Ketika artikel ini ditulis ia masih dalam perawatan medis karena 95 persen tubuhnya terbakar. Dalam aksinya, supir taksi putus asa itu meniru pedagang jalanan Tunisia yang enam tahun lalu juga membakar dirinya, membantu memicu apa yang nantinya disebut dengan Arab Spring.
“Situasi ekonomi telah memburuk selama beberapa waktu, tetapi semakin intensif pada tingkat yang beberapa orang di populasi harapkan.
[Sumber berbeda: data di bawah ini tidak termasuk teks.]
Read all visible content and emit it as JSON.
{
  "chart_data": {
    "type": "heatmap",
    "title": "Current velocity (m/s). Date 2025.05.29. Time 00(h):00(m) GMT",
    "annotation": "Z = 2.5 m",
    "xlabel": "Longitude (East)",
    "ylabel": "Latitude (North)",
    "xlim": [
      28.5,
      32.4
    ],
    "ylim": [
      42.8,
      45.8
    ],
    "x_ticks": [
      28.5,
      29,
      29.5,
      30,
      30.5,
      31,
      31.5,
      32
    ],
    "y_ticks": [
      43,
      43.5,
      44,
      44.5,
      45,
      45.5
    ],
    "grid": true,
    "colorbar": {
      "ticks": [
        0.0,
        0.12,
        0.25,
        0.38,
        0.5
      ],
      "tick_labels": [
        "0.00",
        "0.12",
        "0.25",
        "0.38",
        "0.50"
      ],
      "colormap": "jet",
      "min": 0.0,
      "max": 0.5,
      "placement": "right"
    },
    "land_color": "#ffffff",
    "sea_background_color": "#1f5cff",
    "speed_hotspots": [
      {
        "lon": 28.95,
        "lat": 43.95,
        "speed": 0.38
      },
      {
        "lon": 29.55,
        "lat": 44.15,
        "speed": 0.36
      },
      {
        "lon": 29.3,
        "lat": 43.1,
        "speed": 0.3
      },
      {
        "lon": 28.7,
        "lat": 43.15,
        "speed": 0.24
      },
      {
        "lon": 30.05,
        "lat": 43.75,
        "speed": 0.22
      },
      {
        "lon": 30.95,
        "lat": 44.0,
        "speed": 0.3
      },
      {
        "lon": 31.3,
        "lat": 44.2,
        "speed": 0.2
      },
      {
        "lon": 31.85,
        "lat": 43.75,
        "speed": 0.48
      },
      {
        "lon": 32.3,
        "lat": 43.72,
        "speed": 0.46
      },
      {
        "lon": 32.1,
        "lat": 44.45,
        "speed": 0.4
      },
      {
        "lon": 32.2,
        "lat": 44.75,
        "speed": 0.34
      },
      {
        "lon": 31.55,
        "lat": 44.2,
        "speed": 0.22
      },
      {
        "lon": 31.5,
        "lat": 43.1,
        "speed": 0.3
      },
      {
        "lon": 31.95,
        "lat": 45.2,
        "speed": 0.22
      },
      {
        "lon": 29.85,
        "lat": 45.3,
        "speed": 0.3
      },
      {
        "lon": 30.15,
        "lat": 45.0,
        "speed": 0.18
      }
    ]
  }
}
Akan segera mencapai puncaknya, sementara pemerintah diperkirakan mencabut lebih banyak subsidi – sesuatu agaknya tidak terelakkan – dan mengurangi nilai pound Mesir,” jelas Dr H A Hellyer, anggota senior non residen di Dewan Atlantik dan Institut Pelayanan Persatuan Kerajaan di London.
“Semua itu sepertinya akan menyebabkan inflasi dan peningkatan harga – sayangnya, hampir tidak terelakkan, tetapi hal itu akan sangat berpengaruh pada bagian yang lebih rentan dari masyarakat,” tambah Dr Hellyer.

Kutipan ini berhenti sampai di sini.